Moreover, the STH realized profit/loss ratio, measuring current demand, fell below the neutral average of 4.3x in early October and has dropped to 0.07x now.
This prevalence of losses supports the notion that liquidity is vanishing. If this trend continues, market conditions might echo the weaknesses seen in early 2022, heightening the risk of a drop below the true market average.
Additionally, the 7-day simple moving average (7D-SMA) for the long-term holder realized P&L ratio is at 408x. Values above 100x signify healthy liquidity, contrasting the situation from Q1 2022, where LTHs still see profit.
However, should liquidity continue to dry up and this ratio dip below 10x, the possibility of a more severe bear market grows. Historically, this threshold signals significant stress within long-term cohorts.
In terms of market patterns, the report mentions that Bitcoin is once again entering the Thanksgiving period with renewed momentum, climbing over 13% from its lows around $80,000, now trading above $91,000. Notably, past U.S. holidays have often been tough for Bitcoin, but this time, the pre-holiday surge appears positive.
The report highlights three significant metrics supporting a cautious sentiment: falling futures open interest, neutral funding rates, and reduced leverage among major assets.
First, futures open interest has decreased along with prices, indicating a gradual unwinding of leverage from the previous bull run.

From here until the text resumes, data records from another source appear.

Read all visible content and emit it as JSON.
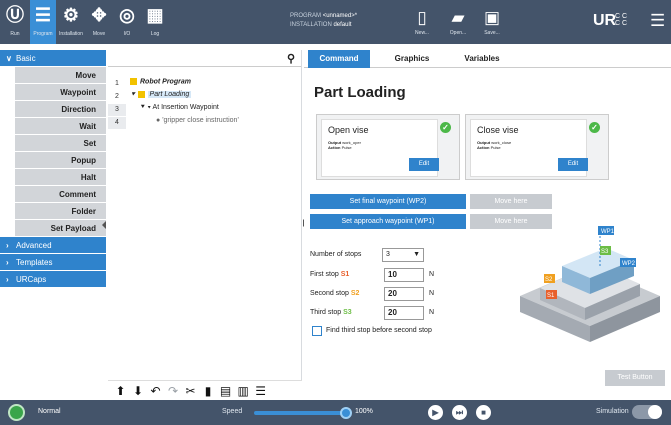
{
  "topbar": {
    "nav": [
      {
        "label": "Run",
        "icon": "ur-logo-icon",
        "glyph": "Ⓤ"
      },
      {
        "label": "Program",
        "icon": "program-icon",
        "glyph": "☰"
      },
      {
        "label": "Installation",
        "icon": "installation-icon",
        "glyph": "⚙"
      },
      {
        "label": "Move",
        "icon": "move-icon",
        "glyph": "✥"
      },
      {
        "label": "I/O",
        "icon": "io-icon",
        "glyph": "◎"
      },
      {
        "label": "Log",
        "icon": "log-icon",
        "glyph": "▦"
      }
    ],
    "program_label": "PROGRAM",
    "program_value": "<unnamed>*",
    "installation_label": "INSTALLATION",
    "installation_value": "default",
    "file_buttons": [
      {
        "label": "New...",
        "glyph": "▯"
      },
      {
        "label": "Open...",
        "glyph": "▰"
      },
      {
        "label": "Save...",
        "glyph": "▣"
      }
    ],
    "logo": "UR",
    "cc": "C C\nC C"
  },
  "sidebar": {
    "basic_label": "Basic",
    "commands": [
      "Move",
      "Waypoint",
      "Direction",
      "Wait",
      "Set",
      "Popup",
      "Halt",
      "Comment",
      "Folder",
      "Set Payload"
    ],
    "categories": [
      "Advanced",
      "Templates",
      "URCaps"
    ]
  },
  "tree": {
    "lines": [
      {
        "num": "1",
        "text": "Robot Program"
      },
      {
        "num": "2",
        "text": "Part Loading"
      },
      {
        "num": "3",
        "text": "At Insertion Waypoint"
      },
      {
        "num": "4",
        "text": "'gripper close instruction'"
      }
    ]
  },
  "tabs": [
    "Command",
    "Graphics",
    "Variables"
  ],
  "main": {
    "title": "Part Loading",
    "cards": [
      {
        "name": "Open vise",
        "output_label": "Output",
        "output_value": "work_oper",
        "action_label": "Action",
        "action_value": "Pulse",
        "edit_label": "Edit"
      },
      {
        "name": "Close vise",
        "output_label": "Output",
        "output_value": "work_close",
        "action_label": "Action",
        "action_value": "Pulse",
        "edit_label": "Edit"
      }
    ],
    "set_final_label": "Set final waypoint (WP2)",
    "set_approach_label": "Set approach waypoint (WP1)",
    "move_here_label": "Move here",
    "num_stops_label": "Number of stops",
    "num_stops_value": "3",
    "first_stop_label": "First stop",
    "first_stop_tag": "S1",
    "first_stop_value": "10",
    "second_stop_label": "Second stop",
    "second_stop_tag": "S2",
    "second_stop_value": "20",
    "third_stop_label": "Third stop",
    "third_stop_tag": "S3",
    "third_stop_value": "20",
    "unit": "N",
    "checkbox_label": "Find third stop before second stop",
    "test_button": "Test Button",
    "diagram_tags": {
      "wp1": "WP1",
      "wp2": "WP2",
      "s1": "S1",
      "s2": "S2",
      "s3": "S3"
    }
  },
  "bottombar": {
    "mode": "Normal",
    "speed_label": "Speed",
    "speed_value": "100%",
    "speed_fraction": 1.0,
    "simulation_label": "Simulation"
  },
  "colors": {
    "accent": "#2f83cc",
    "topbar": "#44546a",
    "check": "#4cb848",
    "s1": "#e8602c",
    "s2": "#f0a020",
    "s3": "#6cbd45"
  }
}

This lean in leverage reduces the chances of sudden volatility from liquidations but reflects a more defensive stance in futures markets.
Meanwhile, perpetual funding rates are relatively neutral, sometimes dipping into negative territory. This marks a departure from the typically positive funding seen in speculative scenarios, indicating a more balanced approach to derivatives trading.

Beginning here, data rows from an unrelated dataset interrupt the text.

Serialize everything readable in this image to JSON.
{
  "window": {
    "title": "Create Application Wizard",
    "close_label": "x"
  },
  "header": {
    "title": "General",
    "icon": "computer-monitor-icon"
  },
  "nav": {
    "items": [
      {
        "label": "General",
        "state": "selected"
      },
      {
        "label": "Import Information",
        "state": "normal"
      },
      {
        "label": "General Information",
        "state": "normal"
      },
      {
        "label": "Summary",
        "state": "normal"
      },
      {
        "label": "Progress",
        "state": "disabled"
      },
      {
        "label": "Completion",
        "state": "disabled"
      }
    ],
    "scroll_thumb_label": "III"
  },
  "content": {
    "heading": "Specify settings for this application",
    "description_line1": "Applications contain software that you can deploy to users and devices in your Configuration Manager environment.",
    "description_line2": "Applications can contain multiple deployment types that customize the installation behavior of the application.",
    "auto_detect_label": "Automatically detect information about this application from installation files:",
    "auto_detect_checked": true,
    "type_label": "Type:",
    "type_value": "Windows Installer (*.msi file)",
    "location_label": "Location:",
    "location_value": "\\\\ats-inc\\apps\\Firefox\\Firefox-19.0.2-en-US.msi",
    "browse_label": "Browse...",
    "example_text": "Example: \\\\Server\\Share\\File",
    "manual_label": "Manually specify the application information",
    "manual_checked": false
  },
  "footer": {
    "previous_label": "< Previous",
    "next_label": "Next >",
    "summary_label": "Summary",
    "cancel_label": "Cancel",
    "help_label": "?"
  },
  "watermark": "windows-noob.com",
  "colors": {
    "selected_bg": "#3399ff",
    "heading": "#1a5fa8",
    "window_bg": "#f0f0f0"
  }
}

Ultimately, the market currently seems to be in a delicate equilibrium, with neither aggressive short positions nor strong long interests leading the charge, leaving traders awaiting clearer signals before committing to a direction.
Lastly, in the options market, there’s growing demand for volatility arbitrage strategies, resulting in record BTC-denominated options open interest.
All signs suggest that the market is preparing for volatility ahead of the December expiry, which will likely prove to be significant in the near term.
It’s notable that cryptocurrency trading activity has slowed recently as the broader market correction deepens. In this context, Binance is emerging as a focal point for traders, with many opting to move their assets to the exchange during downturns. Daily spot trading volume, which peaked at nearly $100 billion on November 4, has since dropped to around $65 billion, reflecting the cautious sentiment of participants in major digital markets.